De gedaagde doet er naar mijn mening goed aan om al op voorhand wat dit probleem betreft het zekere voor het onzekere te nemen en te bepleiten dat een uitdrukkelijke bepaling in de veroordeling wordt opgenomen, op grond waarvan de dwangsom naar evenredigheid wordt verbeurd indien gedeeltelijk aan de veroordeling wordt voldaan.6 Als verschillende prestaties in één veroordeling worden vastgelegd, verdient het de voorkeur om deze zoveel mogelijk met afzonderlijke dwangsomveroordelingen te versterken.7
Als de uitleg van de veroordeling in het concrete geval ertoe leidt dat moet worden aangenomen dat de dwangsom en de hoofdveroordeling zich naar evenredigheid tot elkaar verhouden, kunnen mijns inziens nog twee wegen leiden tot het resultaat dat de dwangsom na gedeeltelijke voldoening aan de hoofdveroordeling slechts gedeeltelijk verschuldigd is. In de eerste plaats kan de evenredige verbeurte mede worden gegrond op de stelling dat de hoofdveroordeling voor wat betreft het al nagekomen gedeelte niet meer voor gedwongen tenuitvoerlegging vatbaar is.8 In de tweede plaats is in het hier bedoelde geval bepleitbaar dat een beroep op de rechter krachtens art. 611d Rv openstaat:9 aan de huidige interpretatie van het onmogelijkheidsbegrip wordt immers steeds voldaan in die gevallen waarin de dwangsom zijn functie als dwangmiddel heeft verloren, hetgeen het geval is voor wat betreft het gedeelte van de hoofdveroordeling waaraan is voldaan.

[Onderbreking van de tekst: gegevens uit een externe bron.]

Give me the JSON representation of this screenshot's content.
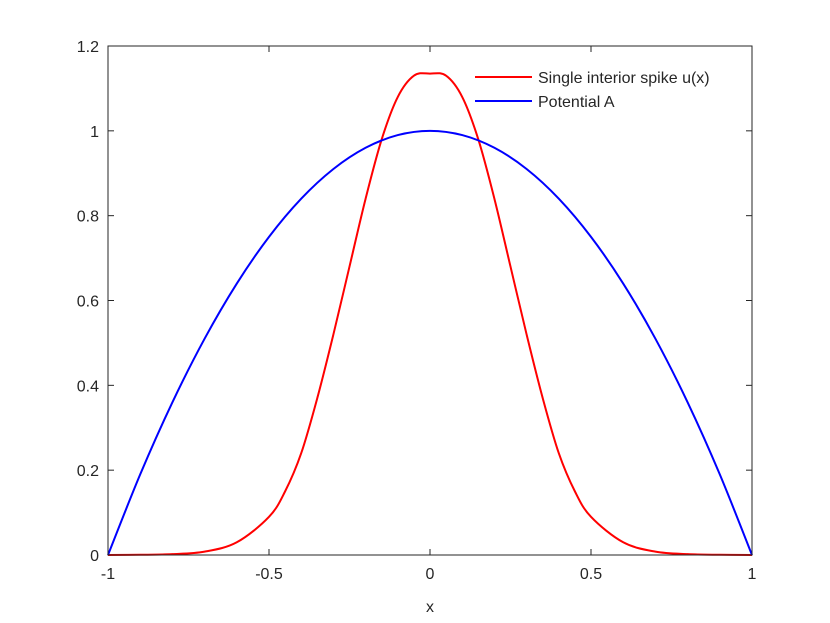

Geen van de genoemde wegen is tot op heden in de jurisprudentie van het Benelux-Gerechtshof bevestigd. Met betrekking tot het geval van gedeeltelijke voldoening is daarentegen slechts bekend het oordeel van het Benelux-Gerechtshof in de zaak Trenning/Krabben, dat inhield dat de dwangsom ondanks gedeeltelijke nakoming onverkort werd verbeurd. Het oordeel van het Benelux-Gerechtshof hield in deze zaak echter verband met het feit dat in de veroordeling expliciet was opgenomen dat de dwangsom zou worden verbeurd bij elk 'geheel of gedeeltelijk niet voldoen', zodat een redelijke uitleg van die veroordeling onmogelijk kon leiden tot de conclusie dat de dwangsom bij gedeeltelijke voldoening slechts gedeeltelijk werd verbeurd. Als een met dwangsom versterkte veroordeling de hier gebruikte 'geheelof-gedeeltelijk-formule' behelst, kan evenmin worden aangenomen dat de functie van de dwangsom als dwangmiddel na gedeeltelijke voldoening gedeeltelijk verloren is gegaan: zolang niet geheel aan de veroordeling is voldaan, is van gedeeltelijke functieverlies geen sprake. Ook naar huidige interpretatie van het onmogelijkheidsbegrip zou het oordeel van het Benelux-Gerechtshof in deze zaak naar mijn mening dus niet anders hebben kunnen luiden. Bij het ontbreken van de 'geheel-of-gedeeltelijk-formule' is het tegengestelde oordeel mijns inziens wel degelijk bepleitbaar, afhankelijk van de vraag hoe de betrokken veroordeling moet worden uitgelegd.